All of this was running in a VM with Ubuntu 14.04.2 LTS, PHP 5.5.9 and PostgreSQL 9.3 and all other packages from the distribution.
I did
$pdo->query("SELECT * FROM table")->fetchAll(PDO::FETCH_ASSOC)
and
$r = pg_query($db, "SELECT * FROM table");
pg_fetch_all($r)
The latter returned all rows while the former returned all rows except for one.
I tried to select that very row as well, and while the pg_*()
functions worked as expected, PDO did not return any row.
To make it even stranger, the discrepancy only emerged in PHP-FPM with lighttpd 1.4.33, but not when run with PHP CLI in a shell.
How can that be? Did anyone else encounter a similar situation? And how can I be sure that PDO will not fail me again?
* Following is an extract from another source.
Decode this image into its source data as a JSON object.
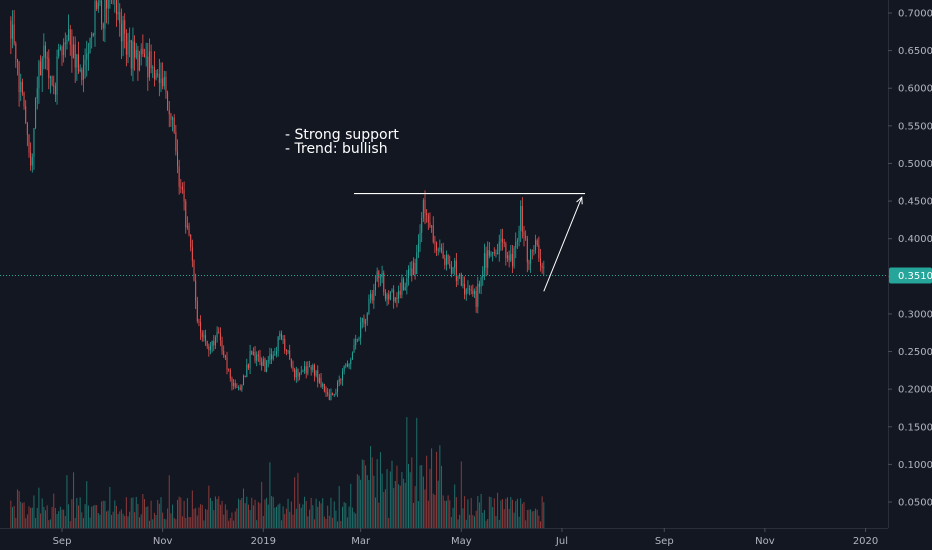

I even tried rebooting the VM and restarted PostgreSQL, but the results did not change.
Sadly, I do not have a backup of this stuff because I had to get things working ASAP, so I deleted that mysterious row and replaced it with a new one, identical in all columns except for the PK.
The new row was returned properly by both.
Turns out, PostgreSQL may yield confusing and inconsistent results when its index gets corrupted.
In this case, just recreate the index and check if it fixes your problem.